Mutuals, on the other hand, tended not to offer those kinds of guarantees and came out of the downturn in a stronger position. So strong, in fact, that they are primarily responsible for a reversing a decades-long trend of growing third-party distribution and shrinking company-owned distribution. For the past four years, the growth in the number of captive producers has substantially outpaced independents.
“The big mutuals are doing really well and they are recruiting at a rapid rate,” Walker said. “And meanwhile the third-party providers are cutting back their product portfolios because they have been hurt in the balance sheet. They are more in the fix-it mode.”
The sales numbers also illustrate the shift. Between 2000 and 2010, sales grew 60 percent in the company-owned distribution and dropped 40 percent in the third-party segment.
Beyond distribution, the entire life insurance industry faces steep challenges. Household wealth grew rapidly over the past 30 years, from $7 trillion in 1980 to $48 trillion in 2010. A growing percentage of that wealth went into bank deposits, stocks and bonds, mutual funds and pensions during that period. Yet, life insurance missed out on that growth.
“Life insurance is the only area with a declining share of the consumer balance sheet,” Walker said. “That has quite a bit to do with the aging of the distribution force.”
That demographic shift in sellers corresponded with a shift in buyers, Walker said.

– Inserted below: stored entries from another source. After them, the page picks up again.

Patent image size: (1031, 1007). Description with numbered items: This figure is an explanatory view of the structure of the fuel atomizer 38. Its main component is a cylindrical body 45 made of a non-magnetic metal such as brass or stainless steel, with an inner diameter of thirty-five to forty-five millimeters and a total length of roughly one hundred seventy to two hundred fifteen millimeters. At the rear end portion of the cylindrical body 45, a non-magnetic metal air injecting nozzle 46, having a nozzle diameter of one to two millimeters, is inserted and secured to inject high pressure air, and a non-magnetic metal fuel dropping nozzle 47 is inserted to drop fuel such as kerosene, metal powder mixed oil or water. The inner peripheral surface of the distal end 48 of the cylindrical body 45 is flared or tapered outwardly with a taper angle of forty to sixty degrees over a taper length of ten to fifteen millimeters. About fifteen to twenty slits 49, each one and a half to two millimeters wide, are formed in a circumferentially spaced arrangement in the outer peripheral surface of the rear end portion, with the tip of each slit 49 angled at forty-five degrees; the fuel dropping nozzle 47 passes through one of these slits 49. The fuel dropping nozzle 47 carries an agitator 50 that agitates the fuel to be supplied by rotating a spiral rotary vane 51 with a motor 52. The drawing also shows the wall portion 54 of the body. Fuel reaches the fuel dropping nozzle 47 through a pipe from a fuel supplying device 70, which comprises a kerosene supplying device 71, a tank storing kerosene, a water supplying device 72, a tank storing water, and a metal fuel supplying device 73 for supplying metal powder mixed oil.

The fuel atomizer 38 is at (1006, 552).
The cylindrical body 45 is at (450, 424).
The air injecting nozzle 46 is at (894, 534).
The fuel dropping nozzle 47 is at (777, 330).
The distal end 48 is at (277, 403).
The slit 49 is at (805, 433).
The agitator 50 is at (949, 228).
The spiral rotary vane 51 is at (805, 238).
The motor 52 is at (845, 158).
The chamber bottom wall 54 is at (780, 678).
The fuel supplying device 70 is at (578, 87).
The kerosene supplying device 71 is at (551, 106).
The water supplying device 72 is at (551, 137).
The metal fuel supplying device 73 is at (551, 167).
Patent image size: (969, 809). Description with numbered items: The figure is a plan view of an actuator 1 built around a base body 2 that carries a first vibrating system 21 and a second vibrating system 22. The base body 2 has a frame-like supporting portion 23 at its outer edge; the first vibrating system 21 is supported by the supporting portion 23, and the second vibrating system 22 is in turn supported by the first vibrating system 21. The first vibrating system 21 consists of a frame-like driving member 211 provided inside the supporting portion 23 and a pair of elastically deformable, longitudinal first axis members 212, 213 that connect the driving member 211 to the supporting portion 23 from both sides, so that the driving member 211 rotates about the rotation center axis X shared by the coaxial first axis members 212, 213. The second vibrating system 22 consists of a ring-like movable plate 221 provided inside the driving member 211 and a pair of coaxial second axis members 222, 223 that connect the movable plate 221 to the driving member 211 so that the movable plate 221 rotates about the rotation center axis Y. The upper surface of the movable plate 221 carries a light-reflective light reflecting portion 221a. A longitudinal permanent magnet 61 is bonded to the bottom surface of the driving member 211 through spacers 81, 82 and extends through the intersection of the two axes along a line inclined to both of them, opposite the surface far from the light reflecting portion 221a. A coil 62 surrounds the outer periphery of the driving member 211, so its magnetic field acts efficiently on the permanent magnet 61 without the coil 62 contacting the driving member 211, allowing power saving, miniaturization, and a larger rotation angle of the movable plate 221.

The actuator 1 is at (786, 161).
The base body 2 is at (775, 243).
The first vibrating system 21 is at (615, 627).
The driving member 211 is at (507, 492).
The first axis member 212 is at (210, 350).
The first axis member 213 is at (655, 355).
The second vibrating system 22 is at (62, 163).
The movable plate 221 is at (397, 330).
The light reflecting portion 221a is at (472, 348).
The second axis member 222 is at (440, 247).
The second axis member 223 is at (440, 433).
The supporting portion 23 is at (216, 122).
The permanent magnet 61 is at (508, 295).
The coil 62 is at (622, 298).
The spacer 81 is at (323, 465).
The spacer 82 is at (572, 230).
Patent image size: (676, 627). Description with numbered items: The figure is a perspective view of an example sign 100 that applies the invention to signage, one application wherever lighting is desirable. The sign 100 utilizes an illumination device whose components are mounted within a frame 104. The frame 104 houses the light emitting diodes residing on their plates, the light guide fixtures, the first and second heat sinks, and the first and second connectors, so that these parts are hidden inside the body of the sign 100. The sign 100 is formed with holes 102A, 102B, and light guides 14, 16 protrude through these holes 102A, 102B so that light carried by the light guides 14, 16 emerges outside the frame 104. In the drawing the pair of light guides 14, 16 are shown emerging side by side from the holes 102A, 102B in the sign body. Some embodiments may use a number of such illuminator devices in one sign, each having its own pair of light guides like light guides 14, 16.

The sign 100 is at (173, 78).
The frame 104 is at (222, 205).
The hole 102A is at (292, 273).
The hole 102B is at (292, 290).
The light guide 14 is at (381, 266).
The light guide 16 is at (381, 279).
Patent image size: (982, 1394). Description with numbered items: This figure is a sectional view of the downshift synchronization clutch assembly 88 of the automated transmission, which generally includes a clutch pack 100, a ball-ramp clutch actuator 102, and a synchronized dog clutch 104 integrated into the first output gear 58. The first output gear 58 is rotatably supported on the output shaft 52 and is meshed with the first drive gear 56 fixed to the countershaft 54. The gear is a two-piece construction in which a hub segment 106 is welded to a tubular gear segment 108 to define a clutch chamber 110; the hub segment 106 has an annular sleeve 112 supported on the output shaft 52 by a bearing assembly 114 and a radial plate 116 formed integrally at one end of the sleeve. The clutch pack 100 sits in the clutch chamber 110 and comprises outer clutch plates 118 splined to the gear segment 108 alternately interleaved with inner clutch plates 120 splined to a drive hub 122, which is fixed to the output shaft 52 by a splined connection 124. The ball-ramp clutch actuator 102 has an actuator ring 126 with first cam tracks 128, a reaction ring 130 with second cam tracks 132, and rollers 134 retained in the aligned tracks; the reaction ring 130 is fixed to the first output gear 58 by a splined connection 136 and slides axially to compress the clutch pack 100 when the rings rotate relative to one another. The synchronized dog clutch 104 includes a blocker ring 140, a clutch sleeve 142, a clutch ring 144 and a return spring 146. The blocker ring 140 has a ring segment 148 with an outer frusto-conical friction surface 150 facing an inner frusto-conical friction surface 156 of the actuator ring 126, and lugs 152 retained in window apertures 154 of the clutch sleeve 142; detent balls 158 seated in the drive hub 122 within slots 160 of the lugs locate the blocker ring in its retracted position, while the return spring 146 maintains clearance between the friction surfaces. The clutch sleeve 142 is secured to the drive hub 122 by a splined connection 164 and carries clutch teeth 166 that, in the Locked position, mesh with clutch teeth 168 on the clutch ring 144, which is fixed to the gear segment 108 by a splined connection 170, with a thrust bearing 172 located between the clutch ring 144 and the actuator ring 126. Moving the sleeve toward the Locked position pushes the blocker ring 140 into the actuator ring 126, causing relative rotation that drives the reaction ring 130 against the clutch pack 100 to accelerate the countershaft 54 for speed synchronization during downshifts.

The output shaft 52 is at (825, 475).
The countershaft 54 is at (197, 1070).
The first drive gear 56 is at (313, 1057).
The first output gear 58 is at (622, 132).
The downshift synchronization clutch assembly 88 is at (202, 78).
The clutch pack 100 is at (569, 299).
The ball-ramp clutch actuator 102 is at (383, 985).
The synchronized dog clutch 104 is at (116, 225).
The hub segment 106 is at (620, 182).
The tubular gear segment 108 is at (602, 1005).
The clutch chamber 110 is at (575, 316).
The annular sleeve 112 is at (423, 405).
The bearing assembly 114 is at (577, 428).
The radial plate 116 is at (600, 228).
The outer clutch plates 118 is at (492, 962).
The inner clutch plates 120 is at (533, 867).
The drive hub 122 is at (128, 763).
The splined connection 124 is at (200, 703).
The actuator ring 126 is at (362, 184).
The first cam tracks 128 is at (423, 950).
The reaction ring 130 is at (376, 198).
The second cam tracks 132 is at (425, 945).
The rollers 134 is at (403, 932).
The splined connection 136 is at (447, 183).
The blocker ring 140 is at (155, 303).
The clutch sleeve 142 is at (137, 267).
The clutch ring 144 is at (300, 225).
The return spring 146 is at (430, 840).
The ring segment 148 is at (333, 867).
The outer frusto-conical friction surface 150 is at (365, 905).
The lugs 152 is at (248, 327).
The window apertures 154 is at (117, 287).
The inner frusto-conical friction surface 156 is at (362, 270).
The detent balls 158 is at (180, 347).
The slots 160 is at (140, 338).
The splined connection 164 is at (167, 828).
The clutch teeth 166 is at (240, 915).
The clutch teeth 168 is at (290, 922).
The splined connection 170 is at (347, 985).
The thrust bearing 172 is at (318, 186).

“The industry has been moving upscale to the affluent market and leaving the middle market unserved,” Walker said. “Life insurance has become a niche product.”
The number of individual policies sold dropped from 17.1 million in 1985 to 9.3 million in 2010, a 46 percent decline. Over that same period, the average face value of each policy grew from $53,000 to $177,000, a 233 percent increase.
The sales trend went hand in hand with the growth in third-party distribution and an aging sales force. Salespeople age with their clients, Walker explained. So, as clients gain wealth, they buy bigger policies and then age out. The life insurance industry needs younger agents to bring in younger clients.
“Older agents don’t naturally connect with younger clients. Agents typically sell to their peers,” Walker said. “The industry is missing out on those relationships with younger families and those opportunities. The bigger question is if you continue to shrink and not pick up people at a younger age, what’s going to happen to the overall size of the life business when you go out a decade?”
But there is a bright spot within the troubling numbers, the analyst said.
The aging of the sales force might also hold a key to the industry’s distribution problem. A quarter of the already shrinking number of producers are over 60 years old. That number in itself represents a problem for the industry, but those producers have a problem themselves.
Only 34 percent of the over-60 group of producers have a succession plan. This presents an opportunity for insurance companies to help recruit younger producers into those practices to accomplish two goals: perpetuate the sales force and bring in younger clients.
Walker sees the replenishing of the sales force as a vital imperative for the industry because his study showed that the current fundamentals will not sustain long-term growth.
“When you look at the underlying drivers and see that you’re losing the next generation,” Walker said, “you have to be really worried.”